Robert Stanley Nature Trail, Newington
Newington has a lot of sports fields for a town its size. It doesn’t have very many trailed properties, but it does publish a trails guide. Most of the hikes in that guide are walks along suburban streets to connect the town’s parks.
Hey, I’ll take it.
The Robert “Bob” Stanley Trail also connects two town parks, but this one goes through the woods and across a swamp. So that’s exciting. Many of Connecticut’s more famous trails were Native American trails hundreds of years ago. This one? I’m guessing that the Bob Stanley Nature Trail began as a BMX cut-through in the 1970’s – an equally noble origin story.
The 3/4-mile or so trail, which contains a little loop to nowhere, connects Churchill Park and the Clem Lemire Recreation Complex. It was dedicated to Bob Stanley, who served as the superintendent of Newington Parks and Recreation from 1973 to 2004.
After checking out the Churchill Covered Bridge on Churchill Drive at the Churchill Bridge Townhouse complex, I crossed the street and began my trek at Churchill Park. (Newington’s Captain Charles Churchill served in the American Revolution and was apparently a fairly big deal.)
This trail now exists thanks to an Eagle Scout project. It had been neglected and overgrown for years before the scout got in there and made the effort to open up the connection between the two parks. When he did so, he found old trail markers along the way and some bridges.

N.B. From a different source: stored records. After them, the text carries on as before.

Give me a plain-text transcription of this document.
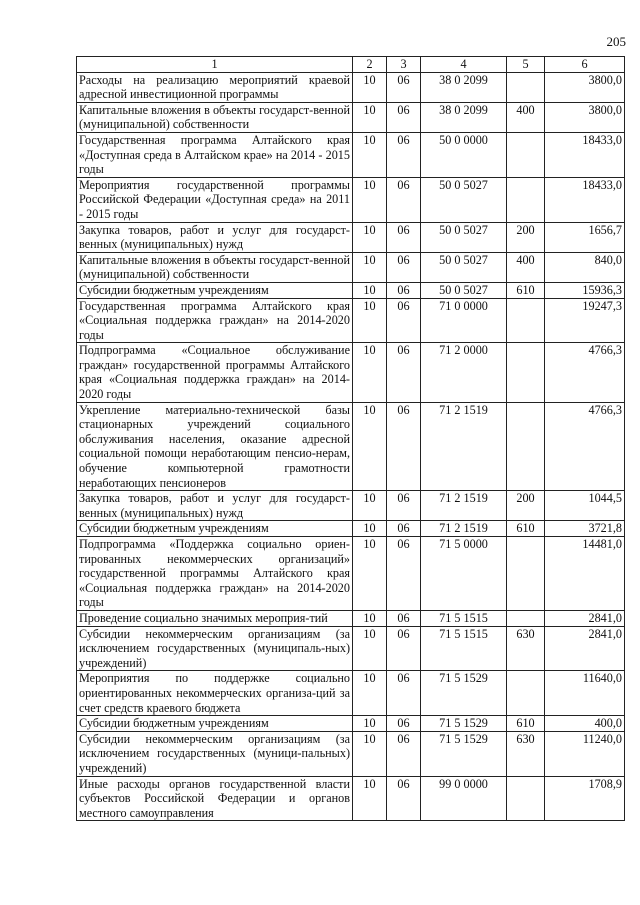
205
1	2	3	4	5	6
Расходы на реализацию мероприятий краевой адресной инвестиционной программы	10	06	38 0 2099		3800,0
Капитальные вложения в объекты государст-венной (муниципальной) собственности	10	06	38 0 2099	400	3800,0
Государственная программа Алтайского края «Доступная среда в Алтайском крае» на 2014 - 2015 годы	10	06	50 0 0000		18433,0
Мероприятия государственной программы Российской Федерации «Доступная среда» на 2011 - 2015 годы	10	06	50 0 5027		18433,0
Закупка товаров, работ и услуг для государст-венных (муниципальных) нужд	10	06	50 0 5027	200	1656,7
Капитальные вложения в объекты государст-венной (муниципальной) собственности	10	06	50 0 5027	400	840,0
Субсидии бюджетным учреждениям	10	06	50 0 5027	610	15936,3
Государственная программа Алтайского края «Социальная поддержка граждан» на 2014-2020 годы	10	06	71 0 0000		19247,3
Подпрограмма «Социальное обслуживание граждан» государственной программы Алтайского края «Социальная поддержка граждан» на 2014-2020 годы	10	06	71 2 0000		4766,3
Укрепление материально-технической базы стационарных учреждений социального обслуживания населения, оказание адресной социальной помощи неработающим пенсио-нерам, обучение компьютерной грамотности неработающих пенсионеров	10	06	71 2 1519		4766,3
Закупка товаров, работ и услуг для государст-венных (муниципальных) нужд	10	06	71 2 1519	200	1044,5
Субсидии бюджетным учреждениям	10	06	71 2 1519	610	3721,8
Подпрограмма «Поддержка социально ориен-тированных некоммерческих организаций» государственной программы Алтайского края «Социальная поддержка граждан» на 2014-2020 годы	10	06	71 5 0000		14481,0
Проведение социально значимых мероприя-тий	10	06	71 5 1515		2841,0
Субсидии некоммерческим организациям (за исключением государственных (муниципаль-ных) учреждений)	10	06	71 5 1515	630	2841,0
Мероприятия по поддержке социально ориентированных некоммерческих организа-ций за счет средств краевого бюджета	10	06	71 5 1529		11640,0
Субсидии бюджетным учреждениям	10	06	71 5 1529	610	400,0
Субсидии некоммерческим организациям (за исключением государственных (муници-пальных) учреждений)	10	06	71 5 1529	630	11240,0
Иные расходы органов государственной власти субъектов Российской Федерации и органов местного самоуправления	10	06	99 0 0000		1708,9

I found a lot of standing water and mud, but that’s nobody’s fault of course. As best as I can tell, the numbered signs along the path meant something a long time ago, but no longer do. When I see these things along nature trails, I can almost always figure out what they’re meant to point out. Here? It was a challenge.
These are just Newington woods. It’s cool that Newington has these woods, and it’s cool that locals can stroll the trail, but as far as fascinating features are concerned, I’m afraid there’s only one…
At the Clem Lemire entrance, the trail begins with a long boardwalk across a swamp. Traversing it in the rain was honestly as treacherous as anything I’ve ever done. It was slanted from years of settling and ice events. It was as slick as ice with moss and slime. And even if it wasn’t slick and slanted, I’d still have been concerned about stepping through it.
I don’t know how old this thing is, but it was incredibly well built to still be intact. The invasive phragmites that surrounds it creates a rather extraordinary tunnel effect. It was unlike anything I’ve ever walked before. Right here. In the center of Newington.
After I successfully traversed it once, I reached the end of the trail, turned right around, and crossed it again – totally pressing my luck. I made it across unscathed, completed the little spur loop, and quickly made my way through the mud to my car.
For most people, there’s nothing remotely memorable about Newington’s trails. For me, though, I’ll always remember this one. For the boy scout’s work, for the crazy boardwalk, for the big signs at both ends, and for the mere fact that it exists. I love these little trails almost as much as I love our state’s big trails.
I guess I like a good underdog understory story.